Honey Roasted Peanut Thumbprint Cookies

From Joy the Baker

1 3/4 cups finely ground honey roasted peanuts (I used the food processor and used about 2 cups of peanuts to make the 1 3/4 cups of finely ground nuts)

1 3/4 cups flour

2 sticks unsalted butter at room temperature

1/2 cup sugar

1 1/2 teaspoons pure vanilla extract

Powdered sugar for dusting

About 1 cup of quality jam of your choice (I chose Apricot but thought about how a red jam would be great for Christmas or how a Grape Jam would be pretty against the beige-ness of the cookies)

Preheat the oven to 350 degrees and position a rack in the upper third of the oven. Line two baking sheets with parchment or foil and set aside.

Whisk together ground peanuts and flour. Using a stand mixer fit with a paddle attachment (or a stand mixer), beat the butter and sugar together on medium speed until light and fluffy – about 3 or 4 minutes. Add the extract and beat to blend. Reduce the speed of the mixer to low and gradually add the nut-flour mixture, mixing only until just incorporated. Use a spatula to hand mix any flour or nuts that have not been mixed in thoroughly.

Working with a scant tablespoon of dough at a time, roll the dough between your palms to form small balls and place the balls two inches apart on the cookie sheet. Steadying each cookie with one hand, use the pinky of your other hand to press an indentation in the center of each cookie.

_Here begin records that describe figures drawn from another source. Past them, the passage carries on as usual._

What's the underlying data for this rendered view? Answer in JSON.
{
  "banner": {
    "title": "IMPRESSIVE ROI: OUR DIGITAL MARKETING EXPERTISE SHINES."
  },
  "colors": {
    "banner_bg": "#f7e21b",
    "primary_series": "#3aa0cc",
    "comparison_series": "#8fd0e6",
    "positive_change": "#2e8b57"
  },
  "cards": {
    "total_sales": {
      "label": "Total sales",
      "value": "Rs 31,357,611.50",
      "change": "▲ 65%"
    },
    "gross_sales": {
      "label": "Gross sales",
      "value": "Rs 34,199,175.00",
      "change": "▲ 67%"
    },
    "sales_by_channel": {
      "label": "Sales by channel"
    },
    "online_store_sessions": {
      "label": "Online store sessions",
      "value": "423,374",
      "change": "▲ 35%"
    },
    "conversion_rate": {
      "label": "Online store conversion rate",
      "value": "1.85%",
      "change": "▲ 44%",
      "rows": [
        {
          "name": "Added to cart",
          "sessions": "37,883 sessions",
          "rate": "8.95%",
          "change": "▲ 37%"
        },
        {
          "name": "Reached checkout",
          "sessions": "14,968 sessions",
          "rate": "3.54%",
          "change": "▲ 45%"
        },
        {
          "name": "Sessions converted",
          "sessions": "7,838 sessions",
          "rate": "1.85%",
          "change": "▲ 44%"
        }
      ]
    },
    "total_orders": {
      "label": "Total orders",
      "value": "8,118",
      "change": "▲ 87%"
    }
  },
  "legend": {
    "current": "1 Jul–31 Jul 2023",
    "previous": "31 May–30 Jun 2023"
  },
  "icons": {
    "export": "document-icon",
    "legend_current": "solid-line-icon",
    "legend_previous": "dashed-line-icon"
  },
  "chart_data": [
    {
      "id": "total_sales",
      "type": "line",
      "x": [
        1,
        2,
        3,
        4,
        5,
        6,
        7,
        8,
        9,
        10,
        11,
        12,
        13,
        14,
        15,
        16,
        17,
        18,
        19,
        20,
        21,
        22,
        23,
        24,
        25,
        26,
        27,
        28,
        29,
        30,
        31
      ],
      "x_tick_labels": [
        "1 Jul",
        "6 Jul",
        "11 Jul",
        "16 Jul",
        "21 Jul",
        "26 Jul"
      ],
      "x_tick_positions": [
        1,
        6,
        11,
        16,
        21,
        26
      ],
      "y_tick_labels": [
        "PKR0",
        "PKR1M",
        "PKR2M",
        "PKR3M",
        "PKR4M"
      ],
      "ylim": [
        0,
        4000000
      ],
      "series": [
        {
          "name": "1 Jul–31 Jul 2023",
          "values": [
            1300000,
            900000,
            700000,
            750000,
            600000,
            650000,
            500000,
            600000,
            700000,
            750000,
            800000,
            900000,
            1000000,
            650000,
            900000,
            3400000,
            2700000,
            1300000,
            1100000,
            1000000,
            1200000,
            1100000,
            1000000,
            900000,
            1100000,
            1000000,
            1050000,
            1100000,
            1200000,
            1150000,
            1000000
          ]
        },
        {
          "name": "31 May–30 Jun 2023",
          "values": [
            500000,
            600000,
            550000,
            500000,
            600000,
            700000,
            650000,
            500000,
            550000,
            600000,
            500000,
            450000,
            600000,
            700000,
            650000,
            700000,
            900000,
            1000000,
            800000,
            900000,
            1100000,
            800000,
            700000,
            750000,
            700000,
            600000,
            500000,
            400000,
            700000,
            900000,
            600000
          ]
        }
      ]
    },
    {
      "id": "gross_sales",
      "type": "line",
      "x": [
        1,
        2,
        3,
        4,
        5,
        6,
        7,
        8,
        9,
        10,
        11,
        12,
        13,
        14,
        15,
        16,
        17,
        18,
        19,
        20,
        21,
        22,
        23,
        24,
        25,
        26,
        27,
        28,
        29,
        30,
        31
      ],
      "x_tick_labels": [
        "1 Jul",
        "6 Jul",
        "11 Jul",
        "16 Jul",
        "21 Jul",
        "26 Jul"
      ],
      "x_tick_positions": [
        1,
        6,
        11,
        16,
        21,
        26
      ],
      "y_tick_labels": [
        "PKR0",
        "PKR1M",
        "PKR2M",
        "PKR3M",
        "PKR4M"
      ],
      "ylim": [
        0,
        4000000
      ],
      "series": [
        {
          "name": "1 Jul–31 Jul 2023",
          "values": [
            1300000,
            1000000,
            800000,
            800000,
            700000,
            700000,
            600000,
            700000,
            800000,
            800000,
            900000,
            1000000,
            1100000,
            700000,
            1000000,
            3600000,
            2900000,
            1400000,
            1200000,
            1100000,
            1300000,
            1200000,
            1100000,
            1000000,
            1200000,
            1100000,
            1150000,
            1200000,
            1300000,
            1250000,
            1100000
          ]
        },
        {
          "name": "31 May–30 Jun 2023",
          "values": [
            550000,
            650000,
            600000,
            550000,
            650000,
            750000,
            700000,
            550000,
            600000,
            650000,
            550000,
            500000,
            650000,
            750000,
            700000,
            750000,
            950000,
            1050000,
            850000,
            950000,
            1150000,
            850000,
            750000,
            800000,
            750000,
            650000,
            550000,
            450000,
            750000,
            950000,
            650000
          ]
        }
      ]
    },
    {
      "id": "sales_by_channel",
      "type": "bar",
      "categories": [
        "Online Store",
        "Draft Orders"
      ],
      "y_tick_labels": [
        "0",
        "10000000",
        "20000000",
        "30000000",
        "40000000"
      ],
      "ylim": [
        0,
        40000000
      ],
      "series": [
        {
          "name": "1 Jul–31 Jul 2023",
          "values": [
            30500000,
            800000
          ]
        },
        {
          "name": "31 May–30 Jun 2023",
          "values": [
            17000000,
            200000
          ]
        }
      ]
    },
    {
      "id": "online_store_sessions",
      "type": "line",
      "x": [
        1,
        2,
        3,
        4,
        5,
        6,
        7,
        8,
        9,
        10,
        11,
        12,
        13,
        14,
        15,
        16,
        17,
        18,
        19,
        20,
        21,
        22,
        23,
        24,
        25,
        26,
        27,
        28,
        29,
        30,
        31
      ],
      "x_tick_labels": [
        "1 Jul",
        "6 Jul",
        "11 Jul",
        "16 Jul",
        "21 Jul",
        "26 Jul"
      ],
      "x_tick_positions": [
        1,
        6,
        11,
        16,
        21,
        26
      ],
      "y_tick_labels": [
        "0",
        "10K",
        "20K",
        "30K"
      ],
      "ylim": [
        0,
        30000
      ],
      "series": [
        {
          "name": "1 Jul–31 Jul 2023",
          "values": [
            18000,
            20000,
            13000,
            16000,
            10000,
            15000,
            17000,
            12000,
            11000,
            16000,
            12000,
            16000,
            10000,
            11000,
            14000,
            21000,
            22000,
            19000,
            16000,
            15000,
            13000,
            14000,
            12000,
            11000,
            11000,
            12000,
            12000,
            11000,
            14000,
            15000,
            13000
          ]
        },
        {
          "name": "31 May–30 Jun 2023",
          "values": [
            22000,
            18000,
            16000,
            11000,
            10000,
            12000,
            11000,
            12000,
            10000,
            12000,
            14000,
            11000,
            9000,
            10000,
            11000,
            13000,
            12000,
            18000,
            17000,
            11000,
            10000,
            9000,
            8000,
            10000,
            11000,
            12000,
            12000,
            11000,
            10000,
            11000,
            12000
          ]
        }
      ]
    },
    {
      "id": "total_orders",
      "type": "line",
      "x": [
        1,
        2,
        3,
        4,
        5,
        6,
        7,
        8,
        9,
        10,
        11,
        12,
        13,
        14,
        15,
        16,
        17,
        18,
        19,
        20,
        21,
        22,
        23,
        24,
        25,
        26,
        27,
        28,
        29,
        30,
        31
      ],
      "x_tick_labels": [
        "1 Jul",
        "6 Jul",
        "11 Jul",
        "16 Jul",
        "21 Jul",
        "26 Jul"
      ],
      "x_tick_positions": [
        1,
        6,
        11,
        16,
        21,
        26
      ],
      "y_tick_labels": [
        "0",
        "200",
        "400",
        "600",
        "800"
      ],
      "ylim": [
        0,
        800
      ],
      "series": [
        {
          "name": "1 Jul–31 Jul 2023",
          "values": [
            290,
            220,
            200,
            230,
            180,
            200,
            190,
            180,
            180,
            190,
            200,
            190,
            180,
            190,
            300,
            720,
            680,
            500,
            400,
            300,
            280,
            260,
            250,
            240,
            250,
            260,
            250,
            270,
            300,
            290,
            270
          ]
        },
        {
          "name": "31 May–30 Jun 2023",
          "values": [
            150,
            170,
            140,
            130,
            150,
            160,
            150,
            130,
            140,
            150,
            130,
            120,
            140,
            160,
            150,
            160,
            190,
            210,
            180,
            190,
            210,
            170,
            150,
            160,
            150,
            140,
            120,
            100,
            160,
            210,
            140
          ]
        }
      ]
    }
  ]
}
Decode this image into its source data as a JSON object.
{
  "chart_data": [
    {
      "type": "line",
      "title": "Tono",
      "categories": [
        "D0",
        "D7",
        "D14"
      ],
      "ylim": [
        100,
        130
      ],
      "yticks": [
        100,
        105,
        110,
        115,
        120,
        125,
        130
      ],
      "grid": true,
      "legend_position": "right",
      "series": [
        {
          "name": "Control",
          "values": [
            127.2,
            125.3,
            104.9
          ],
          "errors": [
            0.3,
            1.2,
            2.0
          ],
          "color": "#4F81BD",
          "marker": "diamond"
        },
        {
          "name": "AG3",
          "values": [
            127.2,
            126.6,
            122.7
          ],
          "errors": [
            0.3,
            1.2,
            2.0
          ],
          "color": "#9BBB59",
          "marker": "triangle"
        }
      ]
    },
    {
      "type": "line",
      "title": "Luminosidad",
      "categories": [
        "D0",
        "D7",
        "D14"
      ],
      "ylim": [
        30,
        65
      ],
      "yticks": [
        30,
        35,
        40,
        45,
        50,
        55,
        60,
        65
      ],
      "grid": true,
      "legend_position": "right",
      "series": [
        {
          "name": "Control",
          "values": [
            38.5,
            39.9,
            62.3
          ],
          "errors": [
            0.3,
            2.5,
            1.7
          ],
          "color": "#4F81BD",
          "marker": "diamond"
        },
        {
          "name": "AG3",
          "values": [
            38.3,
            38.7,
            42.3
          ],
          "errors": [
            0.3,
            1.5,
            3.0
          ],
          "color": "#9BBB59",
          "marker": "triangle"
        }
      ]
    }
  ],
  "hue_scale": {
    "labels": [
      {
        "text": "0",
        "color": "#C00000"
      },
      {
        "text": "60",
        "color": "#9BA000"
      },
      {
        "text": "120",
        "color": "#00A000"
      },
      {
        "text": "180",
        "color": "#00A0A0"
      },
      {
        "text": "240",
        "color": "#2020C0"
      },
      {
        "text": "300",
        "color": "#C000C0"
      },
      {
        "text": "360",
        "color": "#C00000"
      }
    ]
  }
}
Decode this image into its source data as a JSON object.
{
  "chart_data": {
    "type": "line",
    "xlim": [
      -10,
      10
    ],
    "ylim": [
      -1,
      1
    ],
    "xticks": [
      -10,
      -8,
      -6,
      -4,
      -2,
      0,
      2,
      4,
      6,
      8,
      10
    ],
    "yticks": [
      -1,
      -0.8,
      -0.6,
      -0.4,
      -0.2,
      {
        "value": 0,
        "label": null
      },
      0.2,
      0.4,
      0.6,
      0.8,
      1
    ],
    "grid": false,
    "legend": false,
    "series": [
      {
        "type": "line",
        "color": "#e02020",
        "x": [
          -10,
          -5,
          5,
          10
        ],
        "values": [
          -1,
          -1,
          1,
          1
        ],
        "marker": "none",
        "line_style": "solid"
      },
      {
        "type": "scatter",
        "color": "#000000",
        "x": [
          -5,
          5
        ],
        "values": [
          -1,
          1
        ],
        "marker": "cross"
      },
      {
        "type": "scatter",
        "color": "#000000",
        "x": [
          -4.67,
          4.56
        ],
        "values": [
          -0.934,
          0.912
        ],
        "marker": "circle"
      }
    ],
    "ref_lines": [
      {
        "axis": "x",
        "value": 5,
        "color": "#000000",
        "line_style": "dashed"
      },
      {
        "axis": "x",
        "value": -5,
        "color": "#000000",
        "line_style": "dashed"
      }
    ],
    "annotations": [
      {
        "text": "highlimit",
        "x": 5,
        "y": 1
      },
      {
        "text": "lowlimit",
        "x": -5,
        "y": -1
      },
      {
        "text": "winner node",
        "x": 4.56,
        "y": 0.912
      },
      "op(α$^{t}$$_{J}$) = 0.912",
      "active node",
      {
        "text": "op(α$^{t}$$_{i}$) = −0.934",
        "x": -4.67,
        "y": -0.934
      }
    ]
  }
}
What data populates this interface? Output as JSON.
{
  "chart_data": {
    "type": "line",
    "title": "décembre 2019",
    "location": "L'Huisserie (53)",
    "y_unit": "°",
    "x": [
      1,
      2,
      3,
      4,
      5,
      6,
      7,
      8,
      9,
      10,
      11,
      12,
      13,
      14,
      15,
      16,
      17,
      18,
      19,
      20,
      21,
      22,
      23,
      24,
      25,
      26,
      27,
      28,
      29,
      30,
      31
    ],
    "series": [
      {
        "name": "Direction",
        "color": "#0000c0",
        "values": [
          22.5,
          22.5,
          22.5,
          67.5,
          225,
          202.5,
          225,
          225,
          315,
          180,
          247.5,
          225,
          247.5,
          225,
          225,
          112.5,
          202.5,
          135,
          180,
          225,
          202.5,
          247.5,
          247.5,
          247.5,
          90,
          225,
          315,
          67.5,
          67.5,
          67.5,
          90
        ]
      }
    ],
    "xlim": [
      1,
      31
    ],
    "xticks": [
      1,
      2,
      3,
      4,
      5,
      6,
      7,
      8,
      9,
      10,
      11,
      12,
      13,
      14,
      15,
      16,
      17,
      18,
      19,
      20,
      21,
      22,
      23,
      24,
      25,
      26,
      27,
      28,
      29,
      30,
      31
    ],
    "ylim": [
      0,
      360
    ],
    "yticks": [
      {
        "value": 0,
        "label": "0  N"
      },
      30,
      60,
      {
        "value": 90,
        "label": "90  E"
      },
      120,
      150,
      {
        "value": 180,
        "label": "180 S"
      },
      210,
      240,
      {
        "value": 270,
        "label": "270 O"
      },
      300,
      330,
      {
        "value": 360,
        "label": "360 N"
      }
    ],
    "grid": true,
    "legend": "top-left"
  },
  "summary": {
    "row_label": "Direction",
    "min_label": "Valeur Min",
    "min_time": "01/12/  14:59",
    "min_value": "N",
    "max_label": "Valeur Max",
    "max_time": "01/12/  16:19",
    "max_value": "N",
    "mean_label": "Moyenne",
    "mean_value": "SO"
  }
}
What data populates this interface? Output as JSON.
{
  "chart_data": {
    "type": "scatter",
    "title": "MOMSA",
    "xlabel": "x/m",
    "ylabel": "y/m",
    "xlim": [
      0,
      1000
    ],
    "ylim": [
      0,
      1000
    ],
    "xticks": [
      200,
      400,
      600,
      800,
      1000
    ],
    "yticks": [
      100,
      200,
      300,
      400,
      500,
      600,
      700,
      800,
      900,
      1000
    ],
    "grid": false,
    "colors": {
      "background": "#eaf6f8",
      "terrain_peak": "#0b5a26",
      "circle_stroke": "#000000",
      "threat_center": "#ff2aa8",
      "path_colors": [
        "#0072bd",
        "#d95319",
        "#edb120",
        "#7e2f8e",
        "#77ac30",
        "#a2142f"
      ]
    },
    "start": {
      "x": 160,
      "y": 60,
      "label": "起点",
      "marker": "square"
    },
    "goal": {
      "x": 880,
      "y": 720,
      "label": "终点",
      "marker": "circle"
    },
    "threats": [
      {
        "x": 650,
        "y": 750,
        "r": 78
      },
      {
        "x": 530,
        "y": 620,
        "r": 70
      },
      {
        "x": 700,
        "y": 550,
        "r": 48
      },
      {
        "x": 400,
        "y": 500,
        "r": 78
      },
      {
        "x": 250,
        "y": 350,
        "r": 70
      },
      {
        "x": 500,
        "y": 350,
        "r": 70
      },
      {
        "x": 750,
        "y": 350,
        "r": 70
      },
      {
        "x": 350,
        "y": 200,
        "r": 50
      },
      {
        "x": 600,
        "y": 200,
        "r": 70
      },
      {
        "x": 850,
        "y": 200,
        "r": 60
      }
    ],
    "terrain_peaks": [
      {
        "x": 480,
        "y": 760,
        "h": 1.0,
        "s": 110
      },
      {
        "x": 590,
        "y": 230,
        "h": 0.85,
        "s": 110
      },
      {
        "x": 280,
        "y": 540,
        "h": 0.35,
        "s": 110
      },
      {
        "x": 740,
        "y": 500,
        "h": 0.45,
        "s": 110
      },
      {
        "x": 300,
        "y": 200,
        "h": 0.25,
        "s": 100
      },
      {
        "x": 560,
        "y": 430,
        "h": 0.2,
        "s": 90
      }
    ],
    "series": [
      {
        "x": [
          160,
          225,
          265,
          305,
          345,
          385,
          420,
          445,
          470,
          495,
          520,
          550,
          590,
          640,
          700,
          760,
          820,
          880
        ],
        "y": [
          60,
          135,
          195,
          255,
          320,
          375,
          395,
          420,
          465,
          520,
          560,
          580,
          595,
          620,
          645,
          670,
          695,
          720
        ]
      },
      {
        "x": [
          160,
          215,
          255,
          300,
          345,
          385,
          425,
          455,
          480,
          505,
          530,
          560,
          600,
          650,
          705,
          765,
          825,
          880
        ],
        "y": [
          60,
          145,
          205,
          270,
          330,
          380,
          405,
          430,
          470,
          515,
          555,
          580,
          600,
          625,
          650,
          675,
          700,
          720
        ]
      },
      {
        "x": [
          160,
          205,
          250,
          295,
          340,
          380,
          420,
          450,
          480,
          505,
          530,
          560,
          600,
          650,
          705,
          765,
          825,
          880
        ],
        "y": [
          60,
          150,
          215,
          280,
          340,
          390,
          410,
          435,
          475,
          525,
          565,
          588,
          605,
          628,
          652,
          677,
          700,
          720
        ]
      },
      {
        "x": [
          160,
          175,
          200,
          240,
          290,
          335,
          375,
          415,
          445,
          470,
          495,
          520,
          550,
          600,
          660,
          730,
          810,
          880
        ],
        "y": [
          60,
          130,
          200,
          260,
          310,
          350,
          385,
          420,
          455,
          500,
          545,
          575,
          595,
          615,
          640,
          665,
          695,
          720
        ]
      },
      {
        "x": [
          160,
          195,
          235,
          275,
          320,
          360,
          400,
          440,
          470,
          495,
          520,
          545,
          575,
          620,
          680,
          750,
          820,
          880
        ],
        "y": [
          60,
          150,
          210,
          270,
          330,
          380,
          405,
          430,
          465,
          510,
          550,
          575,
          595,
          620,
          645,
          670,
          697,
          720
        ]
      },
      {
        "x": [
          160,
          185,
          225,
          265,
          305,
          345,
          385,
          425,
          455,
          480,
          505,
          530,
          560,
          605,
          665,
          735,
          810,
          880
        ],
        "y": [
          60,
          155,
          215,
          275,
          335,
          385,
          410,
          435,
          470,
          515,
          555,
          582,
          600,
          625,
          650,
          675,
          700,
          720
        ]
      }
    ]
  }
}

Bake for 15 – 18 minutes (mine took just 15). The cookies will only be slightly colored – don’t overbake them. When the cookies are done, remove the baking sheets from the oven and let the cookies rest for 2 minutes before transferring them to cooling racks with a metal spatula. Bring the jam to a boil in a small saucepan over low heat. Remove from heat. Sprinkle the cookies with powdered sugar and then fill the indentations with the jam of your choice. Don’t worry if the indentations disappeared during baking – you can carefully make them more prominent using your fingers or just put less jam on the cookie. Either way they will look and taste delicious!